As the circumstances leading to the death of Rakbar Khan, who was lynched by a ‘gau rakshak’ mob in Alwar in Rajasthan on Saturday night on suspicion of illegally carrying cattle, come to the fore, it is becoming increasingly clear that his life could have been saved had the cops been a little less callous and done their duty.

That the men from the Ramgarh police station thought it was more important to take the cows – not injured, mind you – to a goshala than rushing a profusely bleeding Rakbar to the hospital tells as much about the utter insensitivity of the police in general as about the growing saffronisation of Rajasthan police under the current dispensation. It looks suspiciously like the cops wanted to make sure Rakbar does not survive the attack. How else does one explain the fact that they took a ‘tea break’ on the way while taking the victim to the hospital? And the fact that it took them three hours to reach the Ramgarh hospital, a distance of just six kms, after reaching the place where the attack took place?

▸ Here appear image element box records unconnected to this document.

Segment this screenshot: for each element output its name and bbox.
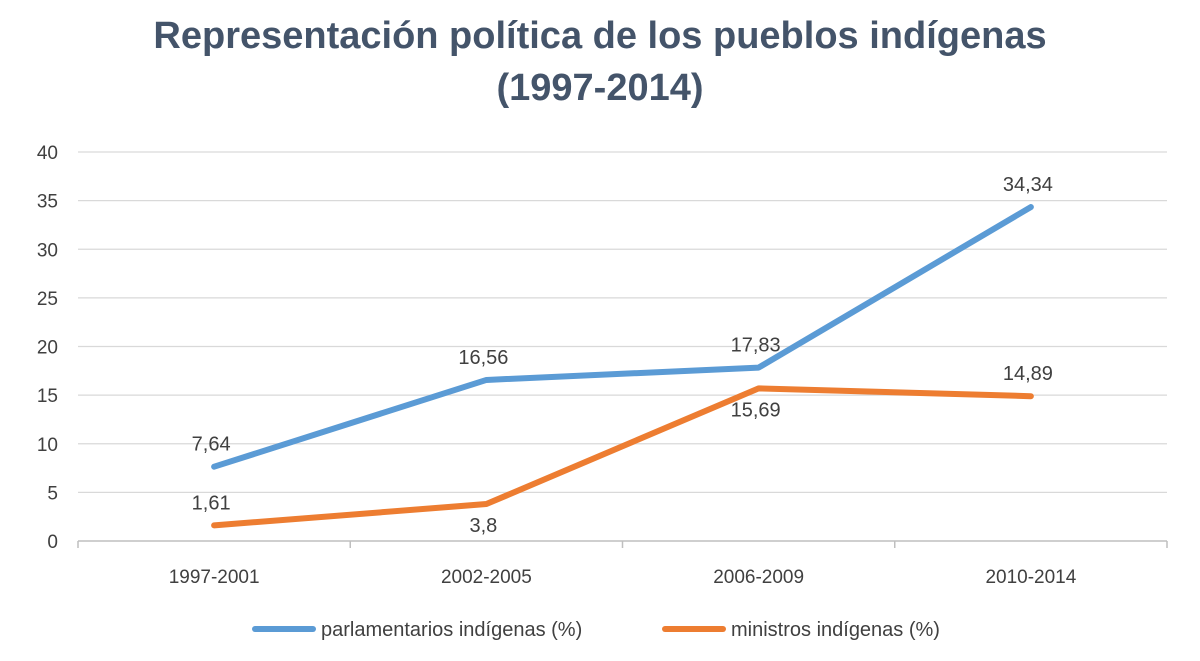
legend-label: parlamentarios indígenas (%) (321, 619, 582, 641)
series-line-parlamentarios (211, 204, 1034, 470)
y-tick-label: 35 (37, 192, 58, 213)
data-label: 1,61 (192, 492, 231, 514)
x-tick-label: 2002-2005 (441, 567, 532, 588)
y-tick-label: 15 (37, 386, 58, 407)
data-label: 15,69 (731, 399, 781, 421)
data-label: 3,8 (469, 515, 497, 537)
series-line-ministros (211, 385, 1034, 529)
y-tick-label: 40 (37, 143, 58, 164)
y-tick-label: 5 (47, 483, 58, 504)
y-tick-label: 25 (37, 289, 58, 310)
data-label: 16,56 (458, 347, 508, 369)
x-tick-label: 2006-2009 (713, 567, 804, 588)
data-label: 17,83 (731, 335, 781, 357)
data-label: 34,34 (1003, 174, 1053, 196)
data-label: 14,89 (1003, 363, 1053, 385)
data-label: 7,64 (192, 434, 231, 456)
y-tick-label: 20 (37, 338, 58, 359)
y-tick-label: 30 (37, 240, 58, 261)
x-tick-label: 2010-2014 (985, 567, 1076, 588)
chart-title-line-2: (1997-2014) (496, 67, 704, 109)
x-tick-label: 1997-2001 (169, 567, 260, 588)
y-tick-label: 10 (37, 435, 58, 456)
y-tick-label: 0 (47, 532, 58, 553)
legend-label: ministros indígenas (%) (731, 619, 940, 641)
chart-title: Representación política de los pueblos i… (0, 10, 1200, 114)
chart-title-line-1: Representación política de los pueblos i… (153, 15, 1047, 57)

After nationwide outrage over the latest incident of mob lynching, the seventh in Rajasthan since the lynching of Pehlu Khan in Alwar in April last year, there appears to be a concerted effort by the police and the Rajasthan government to give the case a different spin, notwithstanding the high level probe ordered into the incident. Rajasthan Home minister Gulab Singh Kataria says the evidence collected so far points to ‘custodial death’! Local BJP MLA Gyandev Ahuja, whose name was invoked by the attackers while lynching Rakbar, has also sought to peddle this theory. The political dispensation may well be trying to shift the blame to the police to save its own skin, but the police is in the dock in either case. If the mob lynched Rakbar, it was the duty of the cops to take him to the hospital at the earliest and take action against the attackers as per the law. But they did neither. If it was a case of custodial death as alleged by the BJP leaders, it was an even more reprehensible act on the part of the police and must be dealt with firmly.

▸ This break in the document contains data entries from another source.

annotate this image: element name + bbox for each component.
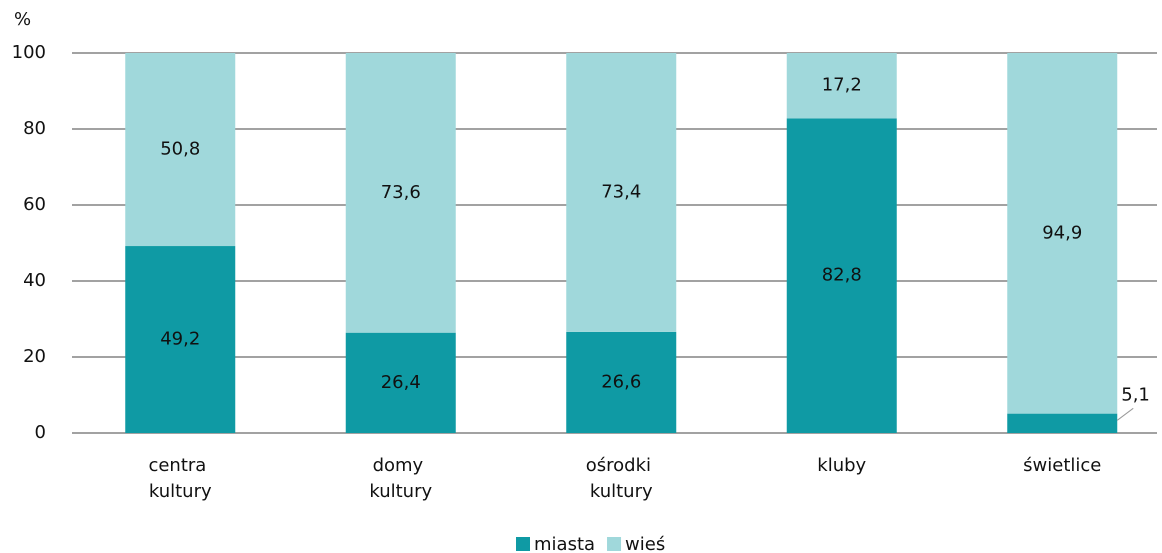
- bar-segment: [566, 331, 677, 433]
- leader-line: [1116, 407, 1134, 421]
- data-label: 17,2: [822, 75, 862, 96]
- bar-segment: [786, 53, 897, 119]
- x-tick-label: ośrodki kultury: [586, 455, 657, 502]
- y-tick-label: 60: [23, 194, 46, 215]
- y-axis-unit: %: [14, 9, 31, 30]
- bar-segment: [345, 332, 456, 433]
- y-tick-label: 100: [12, 42, 46, 63]
- data-label: 73,6: [381, 182, 421, 203]
- bar-segment: [345, 53, 456, 333]
- bar-segment: [786, 118, 897, 434]
- legend-label: wieś: [625, 534, 665, 553]
- legend-swatch: [607, 537, 622, 551]
- data-label: 49,2: [160, 329, 200, 350]
- data-label: 50,8: [160, 139, 200, 160]
- bar-segment: [1007, 53, 1118, 414]
- data-label: 73,4: [601, 181, 641, 202]
- bar-segment: [125, 53, 236, 247]
- legend-swatch: [516, 537, 530, 551]
- x-tick-label: centra kultury: [148, 455, 212, 502]
- data-label: 26,6: [601, 371, 641, 392]
- y-tick-label: 0: [35, 422, 46, 443]
- bar-segment: [566, 53, 677, 332]
- y-tick-label: 20: [23, 346, 46, 367]
- bar-segment: [125, 246, 236, 433]
- data-label: 94,9: [1042, 222, 1082, 243]
- x-tick-label: kluby: [817, 455, 866, 476]
- y-tick-label: 80: [23, 118, 46, 139]
- data-label: 5,1: [1121, 384, 1150, 405]
- data-label: 82,8: [822, 265, 862, 286]
- x-tick-label: świetlice: [1023, 455, 1101, 476]
- x-tick-label: domy kultury: [369, 455, 432, 502]
- legend-label: miasta: [534, 534, 595, 553]
- y-tick-label: 40: [23, 270, 46, 291]
- bar-segment: [1007, 413, 1118, 433]
- data-label: 26,4: [381, 372, 421, 393]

The glaring discrepancies in the two versions of the sequence of events leading to Rakbar’s death presented by Naval Kishore Sharma, a VHP activist, and Shekhawat Khan, Rakbar’s neighbor, suggest that there is an elaborate exercise on to derail the investigation and obfuscate the issue. Sharma says there was not a ‘scratch’ on Rakbar’s body and he was in ‘absolute proper condition’ while Shekhawat, who washed his body before its burial, did not find ‘one body part’ that wasn’t bleeding and one bone that had not been broken. One doesn’t have to be a Sherlock Homes to find out who is lying. If, as Sharma says, Rakbar was absolutely fine, how come he was ‘brought dead’ when he reached the hospital? The police must also explain why they asked Sharma, a VHP leader and a known rabble rouser, to accompany them while taking the cows to the goshala.

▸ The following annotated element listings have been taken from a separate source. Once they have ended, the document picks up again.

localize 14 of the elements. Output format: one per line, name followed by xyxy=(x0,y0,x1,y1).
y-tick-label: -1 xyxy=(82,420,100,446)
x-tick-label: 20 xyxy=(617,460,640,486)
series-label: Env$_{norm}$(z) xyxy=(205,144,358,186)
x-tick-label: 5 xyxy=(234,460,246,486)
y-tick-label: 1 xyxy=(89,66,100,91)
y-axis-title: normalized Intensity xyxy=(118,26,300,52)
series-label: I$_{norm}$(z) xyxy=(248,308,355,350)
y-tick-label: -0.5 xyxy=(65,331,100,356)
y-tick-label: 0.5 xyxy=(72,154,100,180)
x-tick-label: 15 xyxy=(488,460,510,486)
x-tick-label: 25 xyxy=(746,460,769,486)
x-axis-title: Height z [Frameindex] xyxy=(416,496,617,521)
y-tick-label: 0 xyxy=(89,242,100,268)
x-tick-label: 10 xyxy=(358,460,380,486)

The growing incidents of mob lynching, invariably targeting Muslims and Dalits, across the country certainly raise apprehensions of the end of India as we know it. But what is scarier is the growing saffronisation of the police in states ruled by the BJP. Of course, there is nothing new in the police acting – or refusing to act – as per the diktats of the party in power. One just has to recall two of the most ghastly incidents of mob fury in the history of independent India – the massacre of Sikhs in 1984 and of Muslims in Gujarat in 2002 – to prove that police in our country have generally tended to share the worst of the ruling dispensation’s biases, prejudices and worldview or, at the very least, to refuse to stand up to them. But both of them were extraordinary events triggered by extraordinary happenings – the assassination of Indira Gandhi in 1984 and the burning alive of 59 kar sevaks in 2002. When the cops refuse to act as per the law in everyday matters – and lynching, whether we accept it or not, is a ‘routine’ matter now – to curry favour with the rulers or due to fear of incurring their wrath, it is time to wonder if the end of the Rule of Law is round the corner.

(DISCLAIMER: This is an opinion piece. The views expressed are author’s own and have nothing to do with OTV’s charter or views. OTV does not assume any responsibility or liability for the same).